Queda de 63% nas ações marca dificuldades da rede


Quando o Walmart começou a se expandir fora da América do Norte nos anos 90, seu rival mais forte era o Carrefour, com lojas espalhadas pela Europa, América do Sul e Ásia. Hoje, a varejista francesa enfrenta dificuldades mundiais. No dia 13, divulgou seu quinto alerta sobre os lucros em menos de um ano, depois de ter registrado queda nas vendas no terceiro trimestre em mercados importantes na Europa Ocidental e Ásia. O executivo-chefe da rede, Lars Olofsson, recrutado da Nestlé em 2009, é o terceiro a ocupar o cargo em sete anos. Nos últimos 12 meses, quatro altos executivos caíram.

Desde 2007, quando o chefe do grupo LVMH, Bernard Arnault, e o grupo americano de investimentos imobiliários Colony Capital compraram participação de 9,8%, por US$ 5,5 bilhões, as ações do Carrefour despencaram 63%. Esse investimento agora vale menos de US$ 2 bilhões. "Entraram na hora errada", diz o analista Justin Scarborough. "Os mercados nos quais estão ficaram sob grande pressão desde 2008 e grande parte disso não irá embora". Arnault e Colony não quiseram dar entrevistas.

O valor do Carrefour ficou bem atrás dos US$ 467 bilhões do Walmart. Embora tenham quase o mesmo número de lojas (9.667 do Walmart e 9.631 do Carrefour), só as vendas internacionais do Walmart somam US$ 109 bilhões, quase superando a venda total do Carrefour, de US$ 114 bilhões. Enquanto a margem operacional do Walmart ficou em torno de 7,5% nos últimos anos, a do Carrefour foi de 5,5%. No lucro líquido, a diferença é grande: US$ 7.804 por funcionário do Walmart em 2010, contra US$ 1.260 do Carrefour.

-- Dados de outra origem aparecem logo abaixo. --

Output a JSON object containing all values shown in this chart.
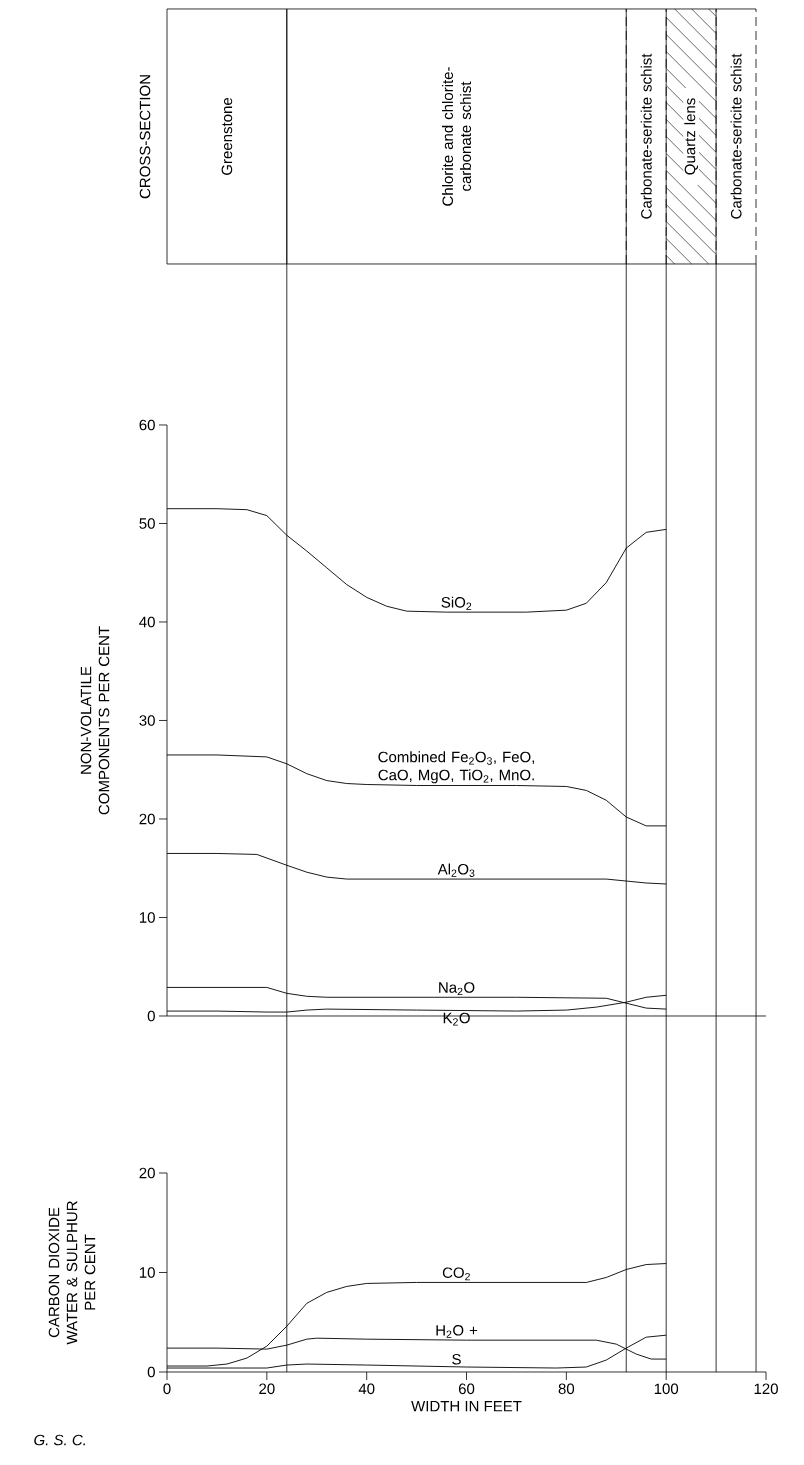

Como o Carrefour conseguiu se desviar tanto do rumo? Sua rápida expansão internacional, para compensar o baixo crescimento na França, inchou demasiadamente a empresa, que entrou em 24 países entre 1994 e 2004. Em alguns, teve sucesso, como na China, onde a operação com vendas anuais de US$ 5,8 bilhões foi elogiada, pelo marketing inovador (produtos feitos internamente e a peixaria baseada nos tradicionais mercados chineses de rua). Desde 2000, porém, o Carrefour vendeu operações em dez países, como México, Rússia, Japão e Coreia do Sul, e já cogitou sair de outros mercados.

O Walmart também tropeçou em alguns países, como a Alemanha, de onde saiu após nove anos. Mas a americana se expandiu de forma mais cautelosa que o Carrefour, desenvolvendo operações lucrativas no México antes de entrar na América do Sul e na Ásia.

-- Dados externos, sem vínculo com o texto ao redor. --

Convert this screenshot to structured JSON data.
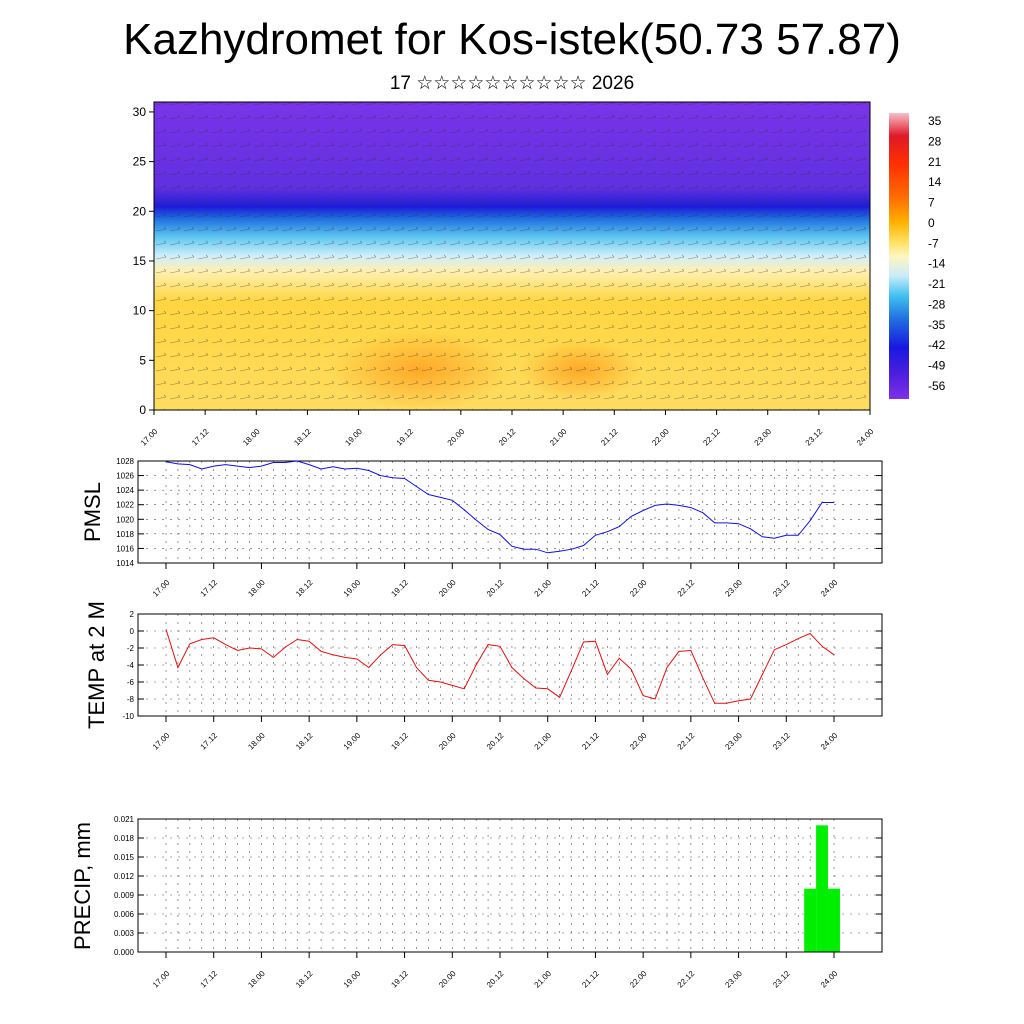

Na França, fonte de 43% das suas vendas, o Carrefour possui montes de hipermercados em subúrbios congestionados e enfrenta restrições de zoneamento para novas lojas. No resto da Europa, onde obtém 31% das vendas, a história fica cada vez mais parecida. Os clientes estão preferindo lojas menores e mais próximas, ou redes de desconto como a Lidl e a Aldi. Essas tendências, junto com o comércio eletrônico, vêm mudando a forma de comprar dos europeus, particularmente de itens não alimentícios, de altas margens. O Carrefour está "entre a cruz e a espada", diz a analista Natalie Berg. "Estão estruturalmente defeituosos".

Em teleconferência com analistas em 31 de agosto, Olofsson prometeu "um novo plano para consertar o que não funcionou". Nos últimos 12 meses, a empresa reformulou 500 hipermercados na Europa Ocidental, com a oferta de preços mais baixos e mais artigos de marca própria. Com a crise europeia ameaçando corroer ainda mais o consumo e os receios de que a França entre em recessão em 2012, analistas temem que qualquer recuperação seja muito lenta. Depois de prometer em junho investir US$ 2,2 bilhões para reformular as lojas, Olofsson anunciou em agosto reduzir os gastos.

Os investidores não podem contar com a venda de ativos. O plano do Carrefour de desmembrar 25% da unidade que controla seus imóveis foi engavetado após críticas de acionistas e sindicatos. Em 2010, desistiu de levar adiante a venda das suas filiais em Malásia e Cingapura. Este ano, a proposta de combinar suas operações no Brasil com o Pão de Açúcar fracassou.